La iniciativa generó seis años de inestabilidad
dentro del gobierno en el exilio, hasta
llegar a que los socialistas se consideraran
fuera de él o lo tomasen por extinguido.
La crisis de los socialistas vascos enfrentó
al consejero Santiago Aznar con Indalecio
Prieto, dando lugar a una escisión. El poder
de atracción de Aguirre había subsumido al
resto de consejeros en su política –traducida
en casi todos los casos en expulsión por parte
de sus respectivos partidos: Astigarrabía,
Aldasoro y, con serias tensiones, Nárdiz–;
sólo faltaban los socialistas y estos resistieron
gracias a la tenacidad de Prieto.
En el año y medio en que Aguirre desapareció
en su rocambolesco periplo entre
“la bolsa de Dunkerque” y su llegada final a
Nueva York se confirmó que aquel gobierno
era sólo de nacionalistas y sus satélites. Manuel
Irujo lo llevó al estrambote con un Consejo
Nacional Vasco con sede en Londres que
hacía plena la estrategia de Frente Nacional
Vasco al prescindir del resto de fuerzas no
nacionalistas. Elaboró un anteproyecto de
Constitución para una hipotética República
Vasca que abarcaba una “Gran Vasconia”
de dimensiones inauditas (aunque recuperada
después por Krutwig). La “obediencia
vasca” llevada al paroxismo suscitó incluso
la reacción de Aguirre al reaparecer: Irujo
habría actuado por su cuenta. Pero ello no
menguó la pulsión endogámica de Aguirre:
éste se embarcó en una gira americana para
fijar al exilio vasco a su “línea nacional”, a
su propia persona, a la ajenidad a las instituciones
republicanas españolas y a la identificación
con los intereses de las potencias
aliadas contra el fascismo. En esos meses,
más si cabe que nunca, el gobierno fue él
solo (y sus delegados de Buenos Aires, México
y otras localidades). Entonces Prieto, viendo
amenazada la legitimidad republicana,
su españolidad y la continuidad orgánica de
su propio partido, reaccionó contra Aguirre.
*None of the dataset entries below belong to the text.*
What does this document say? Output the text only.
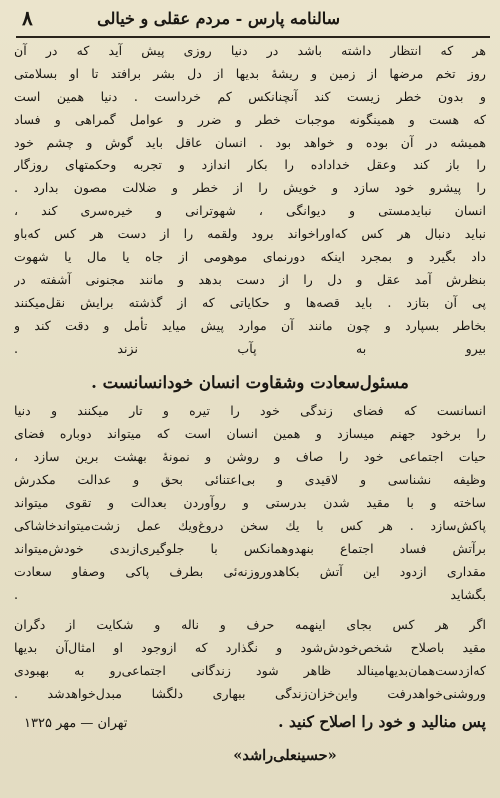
سالنامه پارس - مردم عقلی و خیالی
۸
هر که انتظار داشته باشد در دنیا روزی پیش آید که در آن
روز تخم مرضها از زمین و ریشهٔ بدیها از دل بشر برافتد تا او بسلامتی
و بدون خطر زیست کند آنچنانکس کم خرداست . دنیا همین است
که هست و همینگونه موجبات خطر و ضرر و عوامل گمراهی و فساد
همیشه در آن بوده و خواهد بود . انسان عاقل باید گوش و چشم خود
را باز کند وعقل خداداده را بکار اندازد و تجربه وحکمتهای روزگار
را پیشرو خود سازد و خویش را از خطر و ضلالت مصون بدارد .
انسان نبایدمستی و دیوانگی ، شهوترانی و خیره‌سری کند ،
نباید دنبال هر کس که‌اوراخواند برود ولقمه را از دست هر کس که‌باو
داد بگیرد و بمجرد اینکه دورنمای موهومی از جاه یا مال یا شهوت
بنظرش آمد عقل و دل را از دست بدهد و مانند مجنونی آشفته در
پی آن بتازد . باید قصه‌ها و حکایاتی که از گذشته برایش نقل‌میکنند
بخاطر بسپارد و چون مانند آن موارد پیش میاید تأمل و دقت کند و
بیرو به پآب نزند .
مسئول‌سعادت وشقاوت انسان خودانسانست .
انسانست که فضای زندگی خود را تیره و تار میکنند و دنیا
را برخود جهنم میسازد و همین انسان است که میتواند دوباره فضای
حیات اجتماعی خود را صاف و روشن و نمونهٔ بهشت برین سازد ،
وظیفه نشناسی و لاقیدی و بی‌اعتنائی بحق و عدالت مکدرش
ساخته و با مقید شدن بدرستی و روآوردن بعدالت و تقوی میتواند
پاکش‌سازد . هر کس با یك سخن دروغ‌ویك عمل زشت‌میتواندخاشاکی
برآتش فساد اجتماع بنهدوهمانکس با جلوگیری‌ازبدی خودش‌میتواند
مقداری ازدود این آتش بکاهدوروزنه‌ئی بطرف پاکی وصفاو سعادت
بگشاید .
اگر هر کس بجای اینهمه حرف و ناله و شکایت از دگران
مقید باصلاح شخص‌خودش‌شود و نگذارد که ازوجود او امثال‌آن بدیها
که‌ازدست‌همان‌بدیهامینالد ظاهر شود زندگانی اجتماعی‌رو به بهبودی
وروشنی‌خواهدرفت واین‌خزان‌زندگی ببهاری دلگشا مبدل‌خواهدشد .
پس منالید و خود را اصلاح کنید .
تهران — مهر ۱۳۲۵
«حسینعلی‌راشد»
La amistad de los dos grandes políticos vascos
no oculta su profunda discrepancia en
lo fundamental. El socialismo vasco, siempre
prietista, puso pie en pared frente a la intentona
de Aguirre de convertirlos a ellos también
en subordinados a su estrategia. No se
trataba ahora de frente abertzale –el único
nacionalismo relevante era el del PNV–, sino
de doblegar al resto a la “obediencia vasca”,
subordinarlos a la mirada que sobre el
país tenían los nacionalistas. La pluralidad
vasca, dentro y fuera entonces de sus límites
geográficos, volvía a ser puesta en cuestión.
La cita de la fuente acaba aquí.